L’analista, però, vive un periodo di grave crisi del suo rapporto coniugale, e accusa una ormai seria dipendenza dagli psicofarmaci; tuttavia Joona Linna riesce a persuaderlo a comunicare con Josef, ancora interdetto al mondo esterno a causa dello choc subito. Utilizzando le suggestioni di metafore e racconti, e affrontando direttamente argomenti relativi al contesto familiare, Erik riesce a interrogarlo sull’accaduto ricavando così un’importante chiave di lettura dell’evento criminoso. Nelle ore successive, però, il rapimento di suo figlio Benjamin (Oscar Pettersson), emofiliaco, una ritorsione – evidentemente – per la sua attività a supporto delle indagini, getta Erik, e soprattutto la sua compagna Simone (l’intensa Lena Olin, moglie del regista nella vita reale), in una situazione di profonda tensione, dalla quale potrà uscire solo intraprendendo un pericoloso viaggio negli oscuri meandri del subconscio…
Da quel momento in poi le vicende accennate procederanno parallelamente fino a convergere nello scioglimento finale, grazie a un intreccio ben congegnato e a un avvincente crescendo drammatico, che testimonia la raggiunta maturità espressiva e la buona disposizione di Hallström ad adattarsi agli stilemi e alle ricorrenze del genere. Qualora non si ritenga di attribuire all’autore di La mia vita a quattro zampe l’ulteriore merito di manipolare con perizia un soggetto già validissimo, e la capacità di dirigere un cast sobrio e ben assortito, aggiungeremo che l’originalità di questa direzione è costituita anche dal ritratto di una Stoccolma prenatalizia, prevalentemente buia, oppressa dal gelo e dalla nebbia.

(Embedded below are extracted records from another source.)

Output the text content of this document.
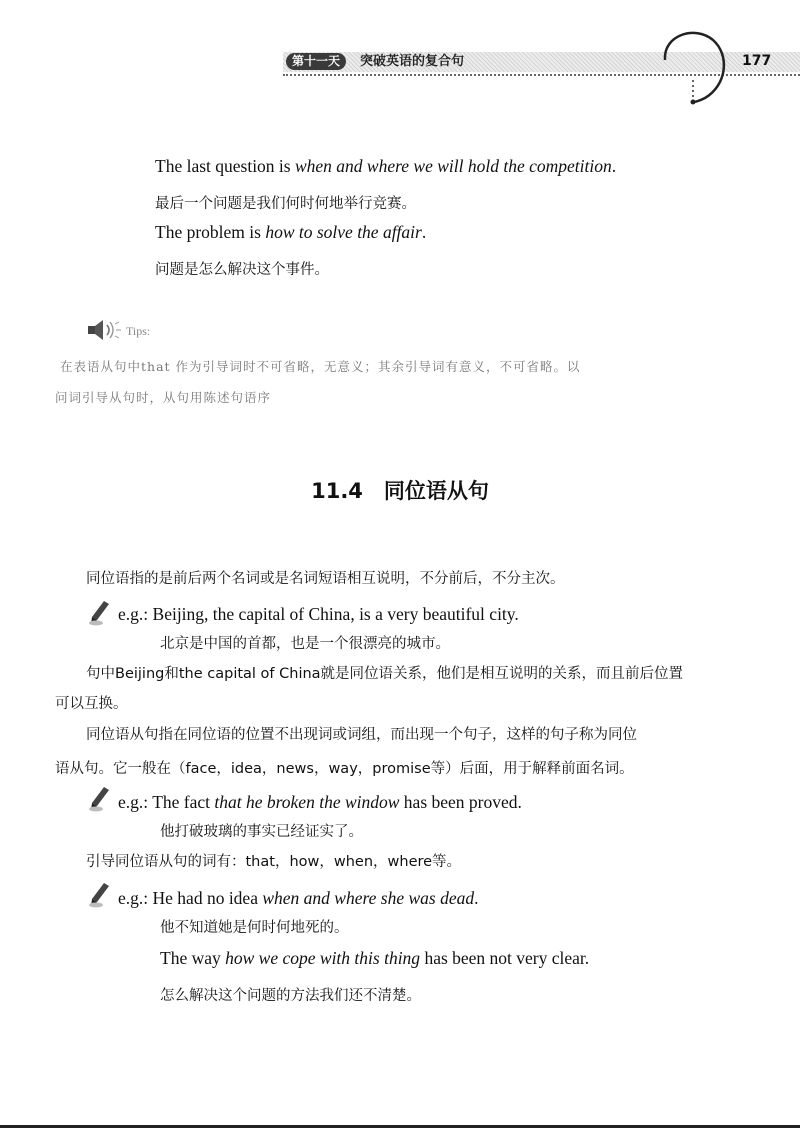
第十一天	突破英语的复合句	177
The last question is when and where we will hold the competition.
最后一个问题是我们何时何地举行竞赛。
The problem is how to solve the affair.
问题是怎么解决这个事件。
Tips:
在表语从句中that 作为引导词时不可省略，无意义；其余引导词有意义，不可省略。以
问词引导从句时，从句用陈述句语序
11.4　同位语从句
同位语指的是前后两个名词或是名词短语相互说明，不分前后，不分主次。
e.g.: Beijing, the capital of China, is a very beautiful city.
北京是中国的首都，也是一个很漂亮的城市。
句中Beijing和the capital of China就是同位语关系，他们是相互说明的关系，而且前后位置
可以互换。
同位语从句指在同位语的位置不出现词或词组，而出现一个句子，这样的句子称为同位
语从句。它一般在（face，idea，news，way，promise等）后面，用于解释前面名词。
e.g.: The fact that he broken the window has been proved.
他打破玻璃的事实已经证实了。
引导同位语从句的词有：that，how，when，where等。
e.g.: He had no idea when and where she was dead.
他不知道她是何时何地死的。
The way how we cope with this thing has been not very clear.
怎么解决这个问题的方法我们还不清楚。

Ottimi ingredienti per un racconto giallo, che conferiscono una luce non soltanto letteraria a una delle più belle capitali d’Europa, con un centro storico medievale ottimamente conservato; una città costruita su 14 isole, in una natura incontaminata che vanta pure il primo parco nazionale urbano del mondo. Ebbene, tutto questo non viene affatto mostrato, e ciò è funzionale alla storia, così come le riprese aeree di un’inquietante uniformità urbana, priva di centri d’interesse riconoscibili, una sorta di infinita periferia in cui un’adolescenza alla deriva, educata nell’indifferenza e nel cinismo, e distrattamente nutrita da junk food e cruentissimi videogame, attende un futuro ormai vicino in cui assumerà le fogge degli straniti assassini seriali, che forse trucideranno i genitori che l’avranno allevati, che magari si faranno esplodere in un asilo infantile, oppure mitraglieranno i colleghi di lavoro, o ancora, vegeteranno nell’attesa di una guida carismatica che li trasporti in streaming nell’oblio dell’autodistruzione, o in un ideale nichilista che propugni, in un orgia di farneticazioni religiose o razziali, il prossimo annientamento del mondo.